42 Assignment 3 (Guide)

  1. There are multiple ways to calculate the estimates. Below I show how to calculate the estimates using scalars, but you will get the same estimates if you used matrices.

  2. No example answer provided. The question is clear and easy to understand without needing any extra information or explanation. Please re-read the question and make sure you actually completed what was asked (e.g., write a 4-5 sentence description).

  3. A linear model that can be used to determine if the temperature in Manhattan has increased over a long time period using the data from question 2 is\[y_t=\beta_{0}+\beta_{1}t+\varepsilon_t,\]where \(y_t\) is the observed (recorded) temperature on day \(t\). The day, \(t\), is the days elapsed since January 1, 1883 (i.e., the first recorded date in the data set). Here, $t=0,1,2,…47639), however, the observed temperature is not available for only 32,539 of 47,639 days (i.e., there are 14,861 missing days of recorded temperature). The \(\beta_{0}\) is the intercept terms, which can be interpreted as the expected temperature on day 0. The \(\beta_{1}\) is the slope and can be interpreted as the rate of change in the expected temperature on a daily time scale. Finally, the \(\varepsilon_t\) is the error term and accounts for variability in temperature that is not explained by the mathematical part of the model (i.e., \(\beta_{0}+\beta_{1}t)\)

  4. See R code below. I choose to use the squared error (L2) loss function.

library(lubridate)
## 
## Attaching package: 'lubridate'
## The following objects are masked from 'package:base':
## 
##     date, intersect, setdiff, union
url <- "https://www.dropbox.com/s/asw6gtq7pp1h0bx/manhattan_temp_data.csv?dl=1"
df.temp <- read.csv(url)
df.temp$DATE <- ymd(df.temp$DATE)
df.temp$days <- df.temp$DATE - min(df.temp$DATE)

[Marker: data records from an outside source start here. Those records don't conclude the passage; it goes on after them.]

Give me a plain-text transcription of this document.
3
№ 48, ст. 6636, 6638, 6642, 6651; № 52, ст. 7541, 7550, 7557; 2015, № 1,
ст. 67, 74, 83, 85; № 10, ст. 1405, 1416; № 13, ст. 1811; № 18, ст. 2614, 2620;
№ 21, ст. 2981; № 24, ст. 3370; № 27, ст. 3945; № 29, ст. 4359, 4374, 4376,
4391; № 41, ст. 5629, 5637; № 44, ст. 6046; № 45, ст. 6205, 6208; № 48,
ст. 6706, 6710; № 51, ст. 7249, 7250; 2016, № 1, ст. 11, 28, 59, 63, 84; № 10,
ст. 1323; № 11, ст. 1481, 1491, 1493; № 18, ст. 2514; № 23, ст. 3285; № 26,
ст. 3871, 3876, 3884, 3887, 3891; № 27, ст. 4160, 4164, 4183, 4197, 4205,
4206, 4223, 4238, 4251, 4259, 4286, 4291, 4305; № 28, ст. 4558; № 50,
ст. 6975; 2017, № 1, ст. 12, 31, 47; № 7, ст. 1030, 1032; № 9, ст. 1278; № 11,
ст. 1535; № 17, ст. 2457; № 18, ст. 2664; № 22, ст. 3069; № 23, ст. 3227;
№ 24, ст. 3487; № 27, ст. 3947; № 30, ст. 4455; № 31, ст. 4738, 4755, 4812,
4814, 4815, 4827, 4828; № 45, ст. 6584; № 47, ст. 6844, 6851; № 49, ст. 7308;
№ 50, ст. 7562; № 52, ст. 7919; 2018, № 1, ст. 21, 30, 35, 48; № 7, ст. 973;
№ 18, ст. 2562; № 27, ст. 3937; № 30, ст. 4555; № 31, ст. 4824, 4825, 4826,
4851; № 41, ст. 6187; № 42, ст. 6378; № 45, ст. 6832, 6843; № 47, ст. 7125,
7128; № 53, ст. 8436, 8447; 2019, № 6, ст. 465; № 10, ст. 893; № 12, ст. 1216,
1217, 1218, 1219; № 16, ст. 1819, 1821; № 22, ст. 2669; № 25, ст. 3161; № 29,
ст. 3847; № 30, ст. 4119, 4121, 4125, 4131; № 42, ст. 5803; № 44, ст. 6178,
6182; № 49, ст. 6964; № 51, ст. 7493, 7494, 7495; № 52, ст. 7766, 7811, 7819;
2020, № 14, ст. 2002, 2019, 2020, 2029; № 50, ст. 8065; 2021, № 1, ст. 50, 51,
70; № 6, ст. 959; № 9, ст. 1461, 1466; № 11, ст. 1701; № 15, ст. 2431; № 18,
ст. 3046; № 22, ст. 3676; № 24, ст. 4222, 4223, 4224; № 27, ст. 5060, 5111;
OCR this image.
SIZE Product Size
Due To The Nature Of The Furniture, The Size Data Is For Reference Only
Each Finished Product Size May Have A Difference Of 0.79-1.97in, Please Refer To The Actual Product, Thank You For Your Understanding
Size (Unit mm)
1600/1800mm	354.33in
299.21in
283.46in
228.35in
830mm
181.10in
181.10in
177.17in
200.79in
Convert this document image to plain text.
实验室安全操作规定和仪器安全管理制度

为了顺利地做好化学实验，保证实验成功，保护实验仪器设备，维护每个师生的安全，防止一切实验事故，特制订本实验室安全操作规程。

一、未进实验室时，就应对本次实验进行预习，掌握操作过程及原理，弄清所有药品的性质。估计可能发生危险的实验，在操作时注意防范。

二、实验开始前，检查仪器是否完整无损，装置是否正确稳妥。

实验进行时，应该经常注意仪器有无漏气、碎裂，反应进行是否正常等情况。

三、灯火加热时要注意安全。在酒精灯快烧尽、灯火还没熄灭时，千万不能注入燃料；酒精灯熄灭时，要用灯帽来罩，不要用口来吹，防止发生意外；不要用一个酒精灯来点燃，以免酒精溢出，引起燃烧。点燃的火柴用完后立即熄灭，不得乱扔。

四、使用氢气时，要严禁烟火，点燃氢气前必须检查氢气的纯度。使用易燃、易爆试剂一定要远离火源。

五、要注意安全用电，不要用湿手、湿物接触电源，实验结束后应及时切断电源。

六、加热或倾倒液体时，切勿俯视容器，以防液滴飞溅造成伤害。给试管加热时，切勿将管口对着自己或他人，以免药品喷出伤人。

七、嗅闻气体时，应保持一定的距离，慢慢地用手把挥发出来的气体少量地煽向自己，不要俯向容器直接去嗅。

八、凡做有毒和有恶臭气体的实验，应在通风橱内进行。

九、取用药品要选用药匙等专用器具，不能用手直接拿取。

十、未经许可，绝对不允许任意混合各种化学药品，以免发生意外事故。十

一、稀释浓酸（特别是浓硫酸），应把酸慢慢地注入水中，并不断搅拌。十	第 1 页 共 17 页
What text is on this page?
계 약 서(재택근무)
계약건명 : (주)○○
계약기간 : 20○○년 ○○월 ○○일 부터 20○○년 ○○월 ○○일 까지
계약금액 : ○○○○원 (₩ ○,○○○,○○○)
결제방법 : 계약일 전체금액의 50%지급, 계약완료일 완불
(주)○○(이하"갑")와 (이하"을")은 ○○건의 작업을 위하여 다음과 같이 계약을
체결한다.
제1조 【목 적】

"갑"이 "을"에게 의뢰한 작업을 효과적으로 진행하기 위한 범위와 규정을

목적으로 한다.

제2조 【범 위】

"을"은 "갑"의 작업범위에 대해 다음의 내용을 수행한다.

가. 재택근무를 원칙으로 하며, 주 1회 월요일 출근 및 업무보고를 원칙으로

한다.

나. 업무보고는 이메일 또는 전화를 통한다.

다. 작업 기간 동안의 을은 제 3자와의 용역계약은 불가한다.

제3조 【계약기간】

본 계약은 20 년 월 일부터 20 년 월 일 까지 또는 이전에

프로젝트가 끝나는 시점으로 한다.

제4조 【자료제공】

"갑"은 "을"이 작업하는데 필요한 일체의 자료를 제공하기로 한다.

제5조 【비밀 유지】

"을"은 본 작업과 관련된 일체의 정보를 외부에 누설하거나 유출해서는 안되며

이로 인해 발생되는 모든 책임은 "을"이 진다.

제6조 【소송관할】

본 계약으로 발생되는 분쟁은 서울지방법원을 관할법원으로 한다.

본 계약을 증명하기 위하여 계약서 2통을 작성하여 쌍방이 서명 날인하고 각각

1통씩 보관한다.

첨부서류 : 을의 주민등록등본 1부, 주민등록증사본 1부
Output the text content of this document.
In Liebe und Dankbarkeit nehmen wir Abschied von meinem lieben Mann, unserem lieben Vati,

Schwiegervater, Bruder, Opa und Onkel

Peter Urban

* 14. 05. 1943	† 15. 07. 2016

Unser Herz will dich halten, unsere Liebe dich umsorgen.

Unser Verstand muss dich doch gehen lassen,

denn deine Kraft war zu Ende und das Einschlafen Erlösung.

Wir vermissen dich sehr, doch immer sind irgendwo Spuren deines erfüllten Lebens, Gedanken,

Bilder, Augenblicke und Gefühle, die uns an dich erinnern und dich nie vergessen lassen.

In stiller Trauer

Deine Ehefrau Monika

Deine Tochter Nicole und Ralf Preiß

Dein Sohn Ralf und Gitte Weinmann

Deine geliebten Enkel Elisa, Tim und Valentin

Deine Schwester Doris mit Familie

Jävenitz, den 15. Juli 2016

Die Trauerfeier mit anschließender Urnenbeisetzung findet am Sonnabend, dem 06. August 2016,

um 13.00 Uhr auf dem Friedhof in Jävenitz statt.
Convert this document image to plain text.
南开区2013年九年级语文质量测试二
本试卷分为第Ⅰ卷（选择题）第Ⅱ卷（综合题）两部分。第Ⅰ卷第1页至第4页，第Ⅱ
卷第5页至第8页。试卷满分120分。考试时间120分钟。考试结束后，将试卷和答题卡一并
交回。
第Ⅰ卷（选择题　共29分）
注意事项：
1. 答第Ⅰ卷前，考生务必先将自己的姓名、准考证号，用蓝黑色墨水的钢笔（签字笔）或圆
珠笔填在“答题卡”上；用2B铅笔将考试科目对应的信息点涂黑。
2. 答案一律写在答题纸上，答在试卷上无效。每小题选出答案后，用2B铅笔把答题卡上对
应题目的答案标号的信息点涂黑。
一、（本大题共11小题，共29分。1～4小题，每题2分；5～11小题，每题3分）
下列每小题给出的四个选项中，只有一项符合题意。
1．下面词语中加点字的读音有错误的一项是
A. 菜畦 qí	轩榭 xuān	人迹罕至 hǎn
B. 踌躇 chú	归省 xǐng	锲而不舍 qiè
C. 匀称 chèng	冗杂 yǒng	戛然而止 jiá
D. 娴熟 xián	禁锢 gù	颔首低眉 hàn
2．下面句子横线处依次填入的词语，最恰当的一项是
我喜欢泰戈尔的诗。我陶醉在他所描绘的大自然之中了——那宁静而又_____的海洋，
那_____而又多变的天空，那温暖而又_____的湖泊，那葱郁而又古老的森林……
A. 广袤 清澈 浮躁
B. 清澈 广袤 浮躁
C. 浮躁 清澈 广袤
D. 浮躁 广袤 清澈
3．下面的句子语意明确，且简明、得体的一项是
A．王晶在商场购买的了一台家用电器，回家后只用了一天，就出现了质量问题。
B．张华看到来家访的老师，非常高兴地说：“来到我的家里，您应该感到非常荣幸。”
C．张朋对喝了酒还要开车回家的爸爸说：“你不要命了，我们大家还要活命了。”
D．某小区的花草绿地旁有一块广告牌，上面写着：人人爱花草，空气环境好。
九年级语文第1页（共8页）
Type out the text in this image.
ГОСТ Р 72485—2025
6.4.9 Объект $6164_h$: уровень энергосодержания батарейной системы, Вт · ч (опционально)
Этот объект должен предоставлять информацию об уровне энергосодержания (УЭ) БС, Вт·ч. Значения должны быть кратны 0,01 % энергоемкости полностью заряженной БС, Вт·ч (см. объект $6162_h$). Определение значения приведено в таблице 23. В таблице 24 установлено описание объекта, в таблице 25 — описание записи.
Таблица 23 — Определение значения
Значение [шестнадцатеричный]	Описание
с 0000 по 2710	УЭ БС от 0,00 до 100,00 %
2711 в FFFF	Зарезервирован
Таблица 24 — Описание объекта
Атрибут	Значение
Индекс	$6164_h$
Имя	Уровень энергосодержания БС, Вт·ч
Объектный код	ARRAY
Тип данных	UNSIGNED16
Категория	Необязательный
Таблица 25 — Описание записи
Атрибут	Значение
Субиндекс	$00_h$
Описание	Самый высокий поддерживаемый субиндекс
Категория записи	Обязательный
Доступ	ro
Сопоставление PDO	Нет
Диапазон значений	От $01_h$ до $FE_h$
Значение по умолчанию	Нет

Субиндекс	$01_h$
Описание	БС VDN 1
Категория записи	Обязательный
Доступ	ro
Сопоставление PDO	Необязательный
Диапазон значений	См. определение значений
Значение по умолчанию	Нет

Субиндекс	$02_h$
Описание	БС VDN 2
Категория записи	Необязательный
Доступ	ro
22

m1 <- lm(TOBS~days,data=df.temp)
beta0.hat <- coef(m1)[1]
beta1.hat <- coef(m1)[2]
beta0.hat
## (Intercept) 
##    46.42983
beta1.hat
##         days 
## 0.0001902842
  1. Estimates of \(\beta_0\) and \(\beta_1\) are the same as question 4.
y <- as.numeric(df.temp$TOBS)
x <- as.numeric(df.temp$days)
x <- x[-which(is.na(y)==TRUE)]
y <- y[-which(is.na(y)==TRUE)]

optim(par=c(0,0),method = c("Nelder-Mead"),fn=function(beta){sum(abs(y-(beta[1]+beta[2]*x)))})
## $par
## [1] 4.218326e+01 3.373865e-04
## 
## $value
## [1] 623903.9
## 
## $counts
## function gradient 
##      125       NA 
## 
## $convergence
## [1] 0
## 
## $message
## NULL
plot(df.temp$days,df.temp$TOBS,xlab="Days since Jan. 1 1893",ylab="Temperature",ylim=c(-20,120))
abline(a=46.42983,b=0.0001902842,col="red",lwd=3)
abline(a=42.18326,b=0.0003373865,col="gold",lwd=3,lty=2)
legend(0,100,legend=c("Least squares (L2)","Least absolute value (L1)"), col=c("red","gold"),pch=20)

(d)

#Calculate number of days between 1/1/2050 and 1/1/1883.
ymd("2050-1-1") - min(df.temp$DATE)     
## Time difference of 57343 days
# Expected temperature using Least squares (L2)
46.42983+0.0001902842*57343
## [1] 57.3413
# # Expected temperature using Least absolute value (L1)
42.18326+0.0003373865*57343
## [1] 61.53001
  1. All linear models used in this assignment related to the temperature data used a loss function approach for estimation. The loss function approach enables the estimation of parameters (e.g., slopes and intercepts) that can be used to make predictions (e.g., the expected temperature in 2050). All of these estimates and prediction are single number (i.e., point estimates/predictions) and therefore do not use the concept of probabilistic thinking. We would need to make additional assumptions (e.g., error term in normally distributed) to obtain uncertainty quantification (e.g., confidence intervals and predictions intervals) that would enable the use of probabilistic thinking.